The overall goal of this method is to label antibodies with fluorescent dies from purified samples or directly from cell medium using magnetic protein A or G beads. This method can be used to optimize the labeling chemistry of even small amount of antibodies within the cell medium. Leading to better downstream application of the antibodies.
The main advantages of this technique are that the antibodies do not require purification, amine or thiol chemistry can be used, and the method can be automated or manual. Begin by uniformly re-suspending the beads with gentle shaking. Then, add 50 microliters of beads to a 1.5 milliliter microsentrifuge tube.
Then, place the tube in a magnetic stand. After 10 seconds, carefully replace the storage buffer with 250 microliters of antibody-binding buffer and mix the beads well. After another 10 seconds, carefully replace the binding buffer with one milliliter of the antibody of interest.
And mix the sample for 60 minutes at room temperature. At the end of the incubation, return the tubes to the magnet and remove the supernatant when the beads have moved to the sides of the tube. Then, rinse the beads and antibody mixture by two 10 second washes with 250 microliters of antibody-binding wash buffer per wash.
To label the antibodies using amine chemistry, after the second wash, replace the wash buffer with 100 microliters of amine conjugation buffer and add 2.5 microliters of freshly prepared amine-reactive dye per 100 micrograms of anitbody. Vortex the sample for 60 minutes at room temperature to keep the beads in suspension during the labeling. Then, return the tube to the magnet for 10 seconds and remove the supernatant.
Wash the beads two times with antibody-binding wash buffer, as just demonstrated. Then, replace the wash buffer with 50 microliters of elution buffer and mix the beads for five minutes. Return the tube to the magnet for 10 seconds and transfer the eluted antibody to a new microcentrifuge tube containing five microliters of neutralization buffer.
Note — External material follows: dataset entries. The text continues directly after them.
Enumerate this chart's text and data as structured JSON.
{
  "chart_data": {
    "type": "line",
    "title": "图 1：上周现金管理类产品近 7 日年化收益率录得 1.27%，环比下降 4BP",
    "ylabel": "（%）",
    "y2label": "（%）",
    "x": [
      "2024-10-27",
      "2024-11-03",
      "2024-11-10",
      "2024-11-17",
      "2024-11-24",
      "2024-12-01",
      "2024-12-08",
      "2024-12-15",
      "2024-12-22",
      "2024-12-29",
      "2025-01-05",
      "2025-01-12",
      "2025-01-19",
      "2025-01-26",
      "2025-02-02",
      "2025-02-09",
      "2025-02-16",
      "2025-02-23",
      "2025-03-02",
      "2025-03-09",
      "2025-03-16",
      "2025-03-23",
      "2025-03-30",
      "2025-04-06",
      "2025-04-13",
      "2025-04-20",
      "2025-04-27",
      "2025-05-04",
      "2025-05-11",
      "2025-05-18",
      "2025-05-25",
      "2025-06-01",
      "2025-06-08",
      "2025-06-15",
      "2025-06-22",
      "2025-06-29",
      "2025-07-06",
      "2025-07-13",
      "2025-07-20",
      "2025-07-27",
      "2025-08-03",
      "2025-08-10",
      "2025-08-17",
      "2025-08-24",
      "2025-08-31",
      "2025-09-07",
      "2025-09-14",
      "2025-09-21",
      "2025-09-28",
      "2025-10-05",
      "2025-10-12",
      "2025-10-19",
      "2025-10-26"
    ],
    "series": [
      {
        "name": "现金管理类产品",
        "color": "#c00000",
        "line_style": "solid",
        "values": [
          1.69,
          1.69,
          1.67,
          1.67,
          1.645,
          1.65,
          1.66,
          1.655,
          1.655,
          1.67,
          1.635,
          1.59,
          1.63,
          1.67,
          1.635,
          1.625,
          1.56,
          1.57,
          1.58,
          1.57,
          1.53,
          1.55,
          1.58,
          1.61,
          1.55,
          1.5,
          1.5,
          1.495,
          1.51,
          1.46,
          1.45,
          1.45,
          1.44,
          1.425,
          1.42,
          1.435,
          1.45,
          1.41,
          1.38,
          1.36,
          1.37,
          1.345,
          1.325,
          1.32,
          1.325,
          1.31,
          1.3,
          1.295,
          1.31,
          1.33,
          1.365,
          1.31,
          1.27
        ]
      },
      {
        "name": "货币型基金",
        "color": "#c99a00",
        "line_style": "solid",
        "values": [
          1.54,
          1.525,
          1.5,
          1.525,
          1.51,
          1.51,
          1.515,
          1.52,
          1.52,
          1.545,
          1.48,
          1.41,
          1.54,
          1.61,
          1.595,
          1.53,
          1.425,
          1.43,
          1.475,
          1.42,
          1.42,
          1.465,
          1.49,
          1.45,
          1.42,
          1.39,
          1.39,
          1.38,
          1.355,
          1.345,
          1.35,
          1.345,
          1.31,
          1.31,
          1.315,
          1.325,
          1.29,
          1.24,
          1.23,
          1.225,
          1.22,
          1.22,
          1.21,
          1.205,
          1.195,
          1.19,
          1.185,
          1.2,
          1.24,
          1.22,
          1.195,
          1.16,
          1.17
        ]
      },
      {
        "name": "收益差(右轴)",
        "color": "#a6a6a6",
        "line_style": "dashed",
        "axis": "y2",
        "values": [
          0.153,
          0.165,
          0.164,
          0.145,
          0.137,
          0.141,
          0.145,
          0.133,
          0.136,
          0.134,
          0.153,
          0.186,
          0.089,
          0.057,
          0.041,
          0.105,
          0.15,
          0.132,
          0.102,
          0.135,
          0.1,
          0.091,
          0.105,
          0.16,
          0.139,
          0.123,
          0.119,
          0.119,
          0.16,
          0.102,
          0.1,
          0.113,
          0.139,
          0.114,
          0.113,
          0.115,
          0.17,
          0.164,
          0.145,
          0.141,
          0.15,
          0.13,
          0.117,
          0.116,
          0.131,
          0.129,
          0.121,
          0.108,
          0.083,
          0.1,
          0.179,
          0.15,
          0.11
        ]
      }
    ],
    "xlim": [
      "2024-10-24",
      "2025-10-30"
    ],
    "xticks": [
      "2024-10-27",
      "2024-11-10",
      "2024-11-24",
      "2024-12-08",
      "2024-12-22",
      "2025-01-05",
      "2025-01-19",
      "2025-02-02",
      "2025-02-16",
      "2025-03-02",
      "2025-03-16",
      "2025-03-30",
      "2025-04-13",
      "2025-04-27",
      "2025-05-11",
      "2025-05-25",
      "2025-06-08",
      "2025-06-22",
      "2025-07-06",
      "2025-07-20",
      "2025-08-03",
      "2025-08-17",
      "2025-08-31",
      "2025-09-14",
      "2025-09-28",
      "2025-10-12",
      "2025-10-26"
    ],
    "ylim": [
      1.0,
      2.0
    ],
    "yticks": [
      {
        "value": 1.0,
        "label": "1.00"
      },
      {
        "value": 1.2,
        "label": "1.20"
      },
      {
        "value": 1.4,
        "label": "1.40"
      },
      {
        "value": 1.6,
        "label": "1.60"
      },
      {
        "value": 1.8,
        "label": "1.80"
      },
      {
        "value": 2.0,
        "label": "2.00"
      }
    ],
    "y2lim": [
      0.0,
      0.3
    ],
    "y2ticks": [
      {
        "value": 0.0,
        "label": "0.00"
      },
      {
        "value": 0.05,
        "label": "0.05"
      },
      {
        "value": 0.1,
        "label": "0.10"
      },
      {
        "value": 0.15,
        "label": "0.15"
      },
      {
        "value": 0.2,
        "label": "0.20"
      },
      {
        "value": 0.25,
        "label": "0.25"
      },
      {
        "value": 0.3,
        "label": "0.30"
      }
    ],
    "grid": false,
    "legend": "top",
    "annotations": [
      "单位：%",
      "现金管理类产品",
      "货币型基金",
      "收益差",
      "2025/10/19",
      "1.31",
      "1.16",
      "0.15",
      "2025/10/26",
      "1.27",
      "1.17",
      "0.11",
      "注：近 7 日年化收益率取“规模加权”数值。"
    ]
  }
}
Elute the antibody one more time, as just demonstrated, pulling the eluted samples. Then, measure the absorbance of the antibody-dye conjugate at 280 nanometers and at the lambda max for the dye. To label the antibodies using thiol chemistry, after the second wash, replace the wash buffer with 250 microliters of thiol conjugation buffer and mix the beads with gentle pipetting.
After 10 seconds, wash the beads two times with antibody-binding wash buffer. Then, replace the wash buffer with 100 microliters of thiol conjugation buffer and add DTT to a final concentration of 2.5 millimolar. Mix the beads for another 60 minutes.
Then, return the beads to the magnet for 10 seconds and discard the buffer. Next, add 250 microliters of thiol-conjugation buffer to the beads with gentle mixing. After 10 seconds, wash the beads two times with antibody-binding wash buffer, replacing the second wash with 100 microliters of fresh thiol-conjugation buffer.
Now, add 2.5 microliters of freshly prepared thiol-reactive dye per 100 micrograms of antibody and mix the beads for 60 minutes at room temperature. At the end of the incubation, return the tube to the magnet for 10 seconds. And replace the supernatant with 250 microliters of fresh thiol-conjugation buffer with gentle mixing.
After 10 seconds, wash the beads two times. Then, replace the wash buffer with 50 microliters of elution buffer and elute the conjugated antibody two times, as just demonstrated. Then, measure the absorbance of the antibody-dye conjugate at 280 nanometers and at the lambda max for the dye.
The strong affinity between the antibodies and Protein G, the robust affinity of the magnet for the beads, and the optimization of the method prior to the bead purification together result in a nominal loss of antibody during the labeling reaction, as evidenced by the efficient recovery of three different mouse antibody isotypes after fluorescent dilabeling compared to simple purification. This recovery is also evident in Coomassie gels, where the low non-specific binding properties of the magnetic G Protein beads result in the presence of highly purified fluorescence-dilabeled heavy and light chains. On bead labeling with magnetic Protein A beads, it is also compatible with multiple fluorescent dyes, resulting in high recovery and good dye-to-antibody ratios.
Once mastered, this technique can be completed in two to three hours, if it is performed properly. Allowing multiple samples to be handled manually or an automated platform for improved throughput. While attempting this procedure, it is important to remember to keep the magnetic beads in suspension at all times.
Choose the appropriate volume of magnetic beads for the sample. And optimize the amount of fluorescent dye for the antibody of interest. Following this procedure, the labeled antibodies should be tested to determine functionality using relevant biological assays, like ELISA, facts, or cell-based assays.
After watching this video, you should have a good understanding of how to label purified and unpurified antibodies with fluorescent tags or other small molecules, like biotin or cytotoxic drugs, using magnetic Protein A or G beads.